Texas Disciplinary Rules of Professional Conduct require lawyers to abide by their clients' decisions concerning representation. The rules also prohibit lawyers from soliciting employment concerning a particular event, paying non-lawyers to solicit for them, accepting or continuing employment knowingly procured in violation of the rules, violating the rules or knowingly inducing others to do so, and engaging in dishonest conduct, fraud, deceit, or misrepresentation.
Though the rules have long been in place, these rules have not always been enforced as routinely as should be, with the consequence that certain Texas attorneys have chosen to ignore them.
The Texas State Bar's Commission for Lawyer Discipline has been cracking down on violators lately, but too many scofflaw lawyers aren’t getting the message.

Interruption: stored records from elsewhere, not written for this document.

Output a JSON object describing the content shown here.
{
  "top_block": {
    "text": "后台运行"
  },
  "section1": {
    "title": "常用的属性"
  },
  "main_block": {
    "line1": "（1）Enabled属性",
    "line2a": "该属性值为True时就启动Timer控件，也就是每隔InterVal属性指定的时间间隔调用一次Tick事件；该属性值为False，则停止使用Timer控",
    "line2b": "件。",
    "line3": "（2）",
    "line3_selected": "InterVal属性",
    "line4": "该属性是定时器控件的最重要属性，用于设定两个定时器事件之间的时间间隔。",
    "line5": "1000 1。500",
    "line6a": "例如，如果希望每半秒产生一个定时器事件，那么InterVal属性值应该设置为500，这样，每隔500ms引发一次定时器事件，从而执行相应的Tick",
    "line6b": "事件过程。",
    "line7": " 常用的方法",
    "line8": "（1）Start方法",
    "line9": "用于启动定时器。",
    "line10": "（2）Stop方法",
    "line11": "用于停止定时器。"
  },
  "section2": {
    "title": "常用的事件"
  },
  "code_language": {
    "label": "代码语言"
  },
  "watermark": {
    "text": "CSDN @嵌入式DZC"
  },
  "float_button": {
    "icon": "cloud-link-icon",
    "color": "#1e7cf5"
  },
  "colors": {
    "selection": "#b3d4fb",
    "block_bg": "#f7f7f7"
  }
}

Edinburg hailstorm attorney R. Kent Livesay knows what can happen to scofflaws, because he just got censured by the Commission for violating those rules and has been ordered to surrender his law license for a year.
The Commission filed a disciplinary petition against him in Hidalgo County three months ago, accusing him of demanding hail storm damages from Allstate on behalf of a client he did not represent, and it recently secured a judgment of professional misconduct.
According to the petition, a Pharr couple were approached last year by a man claiming to have observed hail damage to their roof. He solicited the coupe to engage Livesay as their attorney in a claim against Allstate. Though they neither met nor spoke to Livesay, he sent a letter to Allstate claiming he'd been retained to represent them.
Livesay must now pay nearly $2,300 in attorney’s fees, publish notice of his censure in the Texas Bar Journal, notify all clients of his suspension, and return all files, papers, monies, and property belonging to them.
What happened to him could happen to other Texas attorneys persistently engaging in similar practices. They better start getting the message. Can’t practice law without a license.